Nicastro, 53, spends about 200 days a year traveling the country with this kichen. He also does catering and rents the kitchen out when available for special events.
Born in Queens, New York, he made his way as a young man to California, drawn to the surf scene. He found a natural calling in food service, and opened the Hard Rock Cafe in La Jolla. He also spent 10 years with The Chart House restaurants before being hired as food and beverage manager for The Four Seasons in Southern California.
He came to Healdsburg in the 1990s to raise a family; daughers Chiara, 22, who just graduated from Portland State, and Bianca, who is on the track team at Chico State Univerisity.
“At the time it was a quaint community and we just felt that it was very family oriented. And, being into food and wine, it’s a beautiful place to live,” he said of the decision to move to Healdsburg.
He opened and ran The Healdsburg Bar and Grill — HBG, for short. In 2005 he stepped away, (although it remains in the family), and started what he initially called SAGmonkey, a name suggested by his daughters.
Nicastro lives in a unique fireproof concrete house in the woods of Occidental when he’s not cycling himself or pampering fellow riders.
Who are the cyclists you typically work with?
The folks I with work with typically can ride at least 10 to 15 miles a day. We’re not a backroads service where you ride 50 miles and go to dinner and it’s more of a social thing. Most of the folks I work with are serious about cycling, either training for some race or they are ex pro-athletes. We sometimes work with professional athletes.

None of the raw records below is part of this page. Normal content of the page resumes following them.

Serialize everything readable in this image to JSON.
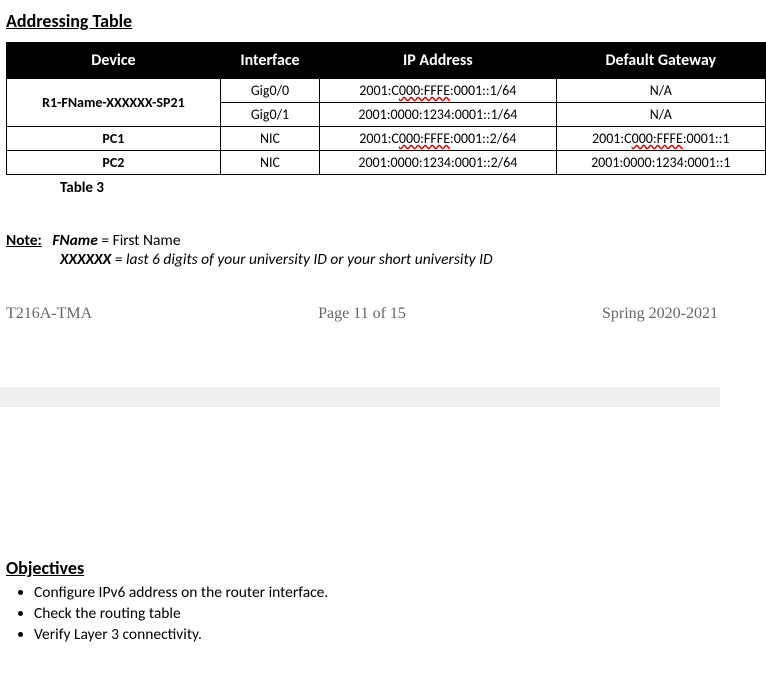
{
  "heading": "Addressing Table",
  "table": {
    "headers": [
      "Device",
      "Interface",
      "IP Address",
      "Default Gateway"
    ],
    "rows": [
      {
        "device": "R1-FName-XXXXXX-SP21",
        "rowspan": 2,
        "interface": "Gig0/0",
        "ip_pre": "2001:C",
        "ip_sq": "000:FFFE",
        "ip_post": ":0001::1/64",
        "gw_pre": "N/A",
        "gw_sq": "",
        "gw_post": ""
      },
      {
        "device": "",
        "rowspan": 0,
        "interface": "Gig0/1",
        "ip_pre": "2001:0000:1234:0001::1/64",
        "ip_sq": "",
        "ip_post": "",
        "gw_pre": "N/A",
        "gw_sq": "",
        "gw_post": ""
      },
      {
        "device": "PC1",
        "rowspan": 1,
        "interface": "NIC",
        "ip_pre": "2001:C",
        "ip_sq": "000:FFFE",
        "ip_post": ":0001::2/64",
        "gw_pre": "2001:C",
        "gw_sq": "000:FFFE",
        "gw_post": ":0001::1"
      },
      {
        "device": "PC2",
        "rowspan": 1,
        "interface": "NIC",
        "ip_pre": "2001:0000:1234:0001::2/64",
        "ip_sq": "",
        "ip_post": "",
        "gw_pre": "2001:0000:1234:0001::1",
        "gw_sq": "",
        "gw_post": ""
      }
    ],
    "caption": "Table 3"
  },
  "note": {
    "label": "Note:",
    "fname_bold": "FName",
    "fname_rest": " = First Name",
    "xxxxxx_bold": "XXXXXX",
    "xxxxxx_rest": " = last 6 digits of your university ID or your short university ID"
  },
  "footer": {
    "left": "T216A-TMA",
    "mid": "Page 11 of 15",
    "right": "Spring 2020-2021"
  },
  "objectives": {
    "heading": "Objectives",
    "items": [
      "Configure IPv6 address on the router interface.",
      "Check the routing table",
      "Verify Layer 3 connectivity."
    ]
  }
}
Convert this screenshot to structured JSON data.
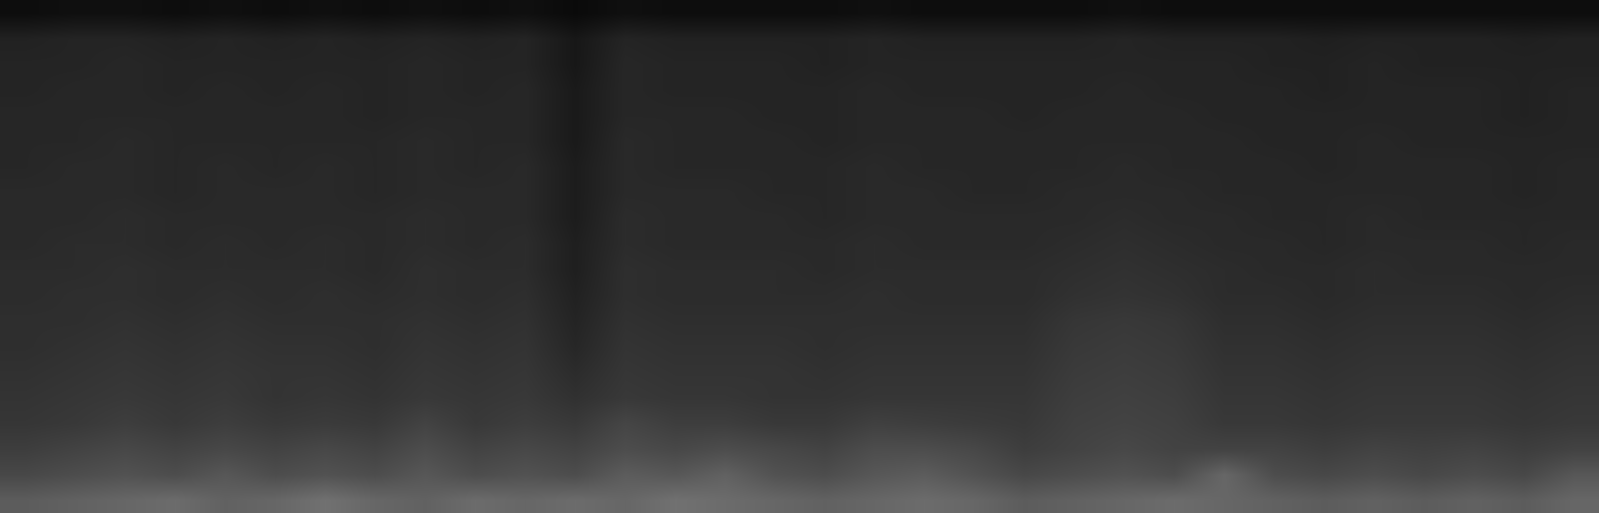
{
  "chart_data": {
    "type": "heatmap",
    "tick_labels": false,
    "zlim": [
      0,
      1
    ],
    "z": [
      [
        0.36,
        0.38,
        0.4,
        0.42,
        0.38,
        0.4,
        0.44,
        0.4,
        0.38,
        0.42,
        0.4,
        0.42,
        0.4,
        0.44,
        0.42,
        0.4,
        0.38,
        0.4,
        0.42,
        0.4,
        0.36,
        0.38,
        0.4,
        0.42,
        0.4,
        0.38,
        0.36,
        0.38,
        0.36,
        0.38,
        0.36,
        0.4
      ],
      [
        0.28,
        0.3,
        0.32,
        0.3,
        0.34,
        0.3,
        0.32,
        0.3,
        0.34,
        0.3,
        0.32,
        0.3,
        0.36,
        0.34,
        0.38,
        0.32,
        0.3,
        0.34,
        0.36,
        0.32,
        0.28,
        0.3,
        0.32,
        0.3,
        0.4,
        0.3,
        0.28,
        0.3,
        0.28,
        0.3,
        0.28,
        0.34
      ],
      [
        0.24,
        0.26,
        0.28,
        0.26,
        0.28,
        0.26,
        0.28,
        0.26,
        0.3,
        0.26,
        0.28,
        0.26,
        0.3,
        0.28,
        0.3,
        0.28,
        0.26,
        0.3,
        0.3,
        0.28,
        0.24,
        0.26,
        0.28,
        0.26,
        0.26,
        0.26,
        0.24,
        0.26,
        0.25,
        0.26,
        0.24,
        0.26
      ],
      [
        0.21,
        0.22,
        0.24,
        0.22,
        0.24,
        0.22,
        0.23,
        0.22,
        0.26,
        0.22,
        0.24,
        0.22,
        0.27,
        0.24,
        0.24,
        0.22,
        0.22,
        0.25,
        0.24,
        0.23,
        0.22,
        0.25,
        0.26,
        0.25,
        0.22,
        0.22,
        0.21,
        0.22,
        0.22,
        0.22,
        0.21,
        0.22
      ],
      [
        0.2,
        0.21,
        0.22,
        0.21,
        0.22,
        0.2,
        0.21,
        0.2,
        0.22,
        0.21,
        0.22,
        0.19,
        0.22,
        0.21,
        0.21,
        0.2,
        0.2,
        0.21,
        0.21,
        0.21,
        0.21,
        0.24,
        0.25,
        0.24,
        0.21,
        0.21,
        0.2,
        0.21,
        0.21,
        0.21,
        0.2,
        0.21
      ],
      [
        0.19,
        0.2,
        0.21,
        0.2,
        0.21,
        0.2,
        0.2,
        0.19,
        0.21,
        0.2,
        0.21,
        0.17,
        0.21,
        0.2,
        0.2,
        0.2,
        0.19,
        0.2,
        0.2,
        0.2,
        0.2,
        0.23,
        0.24,
        0.23,
        0.2,
        0.2,
        0.19,
        0.2,
        0.2,
        0.2,
        0.19,
        0.2
      ],
      [
        0.18,
        0.19,
        0.2,
        0.19,
        0.2,
        0.19,
        0.19,
        0.18,
        0.2,
        0.19,
        0.2,
        0.15,
        0.2,
        0.19,
        0.19,
        0.19,
        0.18,
        0.19,
        0.19,
        0.19,
        0.19,
        0.22,
        0.23,
        0.22,
        0.19,
        0.19,
        0.18,
        0.19,
        0.19,
        0.19,
        0.18,
        0.19
      ],
      [
        0.18,
        0.18,
        0.19,
        0.18,
        0.19,
        0.18,
        0.18,
        0.18,
        0.19,
        0.18,
        0.19,
        0.14,
        0.19,
        0.18,
        0.18,
        0.18,
        0.18,
        0.18,
        0.18,
        0.18,
        0.18,
        0.21,
        0.22,
        0.21,
        0.18,
        0.18,
        0.17,
        0.18,
        0.18,
        0.18,
        0.17,
        0.18
      ],
      [
        0.17,
        0.18,
        0.18,
        0.17,
        0.18,
        0.17,
        0.18,
        0.17,
        0.18,
        0.17,
        0.18,
        0.13,
        0.18,
        0.17,
        0.17,
        0.17,
        0.17,
        0.18,
        0.17,
        0.17,
        0.17,
        0.19,
        0.2,
        0.19,
        0.17,
        0.17,
        0.16,
        0.17,
        0.17,
        0.17,
        0.16,
        0.17
      ],
      [
        0.17,
        0.17,
        0.18,
        0.17,
        0.17,
        0.17,
        0.17,
        0.16,
        0.18,
        0.17,
        0.17,
        0.12,
        0.18,
        0.17,
        0.17,
        0.17,
        0.16,
        0.17,
        0.17,
        0.17,
        0.17,
        0.18,
        0.19,
        0.18,
        0.17,
        0.16,
        0.16,
        0.17,
        0.16,
        0.16,
        0.16,
        0.16
      ],
      [
        0.16,
        0.17,
        0.17,
        0.16,
        0.17,
        0.16,
        0.17,
        0.16,
        0.17,
        0.16,
        0.17,
        0.12,
        0.17,
        0.16,
        0.16,
        0.16,
        0.16,
        0.17,
        0.16,
        0.16,
        0.16,
        0.17,
        0.18,
        0.17,
        0.16,
        0.16,
        0.15,
        0.16,
        0.16,
        0.16,
        0.15,
        0.16
      ],
      [
        0.16,
        0.16,
        0.17,
        0.16,
        0.16,
        0.16,
        0.16,
        0.16,
        0.17,
        0.16,
        0.16,
        0.11,
        0.17,
        0.16,
        0.16,
        0.16,
        0.15,
        0.16,
        0.16,
        0.16,
        0.16,
        0.16,
        0.17,
        0.16,
        0.16,
        0.15,
        0.15,
        0.16,
        0.15,
        0.15,
        0.15,
        0.15
      ],
      [
        0.16,
        0.16,
        0.16,
        0.15,
        0.16,
        0.16,
        0.16,
        0.15,
        0.16,
        0.16,
        0.16,
        0.11,
        0.16,
        0.16,
        0.16,
        0.15,
        0.15,
        0.16,
        0.16,
        0.15,
        0.15,
        0.16,
        0.16,
        0.16,
        0.15,
        0.15,
        0.15,
        0.15,
        0.15,
        0.15,
        0.14,
        0.15
      ],
      [
        0.15,
        0.16,
        0.16,
        0.15,
        0.16,
        0.15,
        0.16,
        0.15,
        0.16,
        0.15,
        0.16,
        0.11,
        0.16,
        0.15,
        0.15,
        0.15,
        0.15,
        0.16,
        0.15,
        0.15,
        0.15,
        0.15,
        0.16,
        0.15,
        0.15,
        0.15,
        0.14,
        0.15,
        0.15,
        0.15,
        0.14,
        0.15
      ],
      [
        0.15,
        0.15,
        0.16,
        0.15,
        0.15,
        0.15,
        0.15,
        0.15,
        0.16,
        0.15,
        0.15,
        0.1,
        0.16,
        0.15,
        0.15,
        0.15,
        0.14,
        0.15,
        0.15,
        0.15,
        0.15,
        0.15,
        0.15,
        0.15,
        0.15,
        0.14,
        0.14,
        0.15,
        0.14,
        0.14,
        0.14,
        0.14
      ],
      [
        0.15,
        0.15,
        0.15,
        0.15,
        0.15,
        0.15,
        0.15,
        0.14,
        0.15,
        0.15,
        0.15,
        0.1,
        0.15,
        0.15,
        0.15,
        0.14,
        0.14,
        0.15,
        0.15,
        0.15,
        0.14,
        0.15,
        0.15,
        0.15,
        0.14,
        0.14,
        0.14,
        0.14,
        0.14,
        0.14,
        0.13,
        0.14
      ],
      [
        0.14,
        0.15,
        0.15,
        0.14,
        0.15,
        0.14,
        0.15,
        0.14,
        0.15,
        0.14,
        0.15,
        0.1,
        0.15,
        0.14,
        0.14,
        0.14,
        0.14,
        0.15,
        0.14,
        0.14,
        0.14,
        0.14,
        0.15,
        0.14,
        0.14,
        0.14,
        0.13,
        0.14,
        0.14,
        0.14,
        0.13,
        0.14
      ],
      [
        0.14,
        0.14,
        0.15,
        0.14,
        0.14,
        0.14,
        0.14,
        0.14,
        0.15,
        0.14,
        0.14,
        0.09,
        0.15,
        0.14,
        0.14,
        0.14,
        0.13,
        0.14,
        0.14,
        0.14,
        0.14,
        0.14,
        0.14,
        0.14,
        0.14,
        0.13,
        0.13,
        0.14,
        0.13,
        0.13,
        0.13,
        0.13
      ],
      [
        0.13,
        0.14,
        0.14,
        0.13,
        0.14,
        0.13,
        0.14,
        0.13,
        0.14,
        0.13,
        0.14,
        0.09,
        0.14,
        0.13,
        0.13,
        0.13,
        0.13,
        0.14,
        0.13,
        0.13,
        0.13,
        0.13,
        0.14,
        0.13,
        0.13,
        0.13,
        0.12,
        0.13,
        0.13,
        0.13,
        0.12,
        0.13
      ],
      [
        0.05,
        0.06,
        0.06,
        0.05,
        0.06,
        0.05,
        0.06,
        0.05,
        0.06,
        0.05,
        0.06,
        0.04,
        0.06,
        0.05,
        0.05,
        0.05,
        0.05,
        0.06,
        0.05,
        0.05,
        0.05,
        0.05,
        0.06,
        0.05,
        0.05,
        0.05,
        0.05,
        0.05,
        0.05,
        0.05,
        0.05,
        0.05
      ]
    ]
  }
}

Where did you learn to cook?
I’ve been cooking since I was 12, growing up in New York with an Italian family and all my aunts teaching me how to make sauces. It was so much fun. I was hiding under the table as a kid with my aunts and great-grandmother cooking. While my uncles were smoking cigars and playing cards I was in the kitchen.
Who are your clients?
Sometimes I work with a team but for the most part they are retired professional cyclists. They have clients who come to them to be their cycling coach. So they look to me to put together these 100-mile-a-day tours so they can train for some event. I was just hired by Walgreens for their “Ride On for Red Nose,” two four-day professional-grade road cycling tours in April to raise money to end child poverty.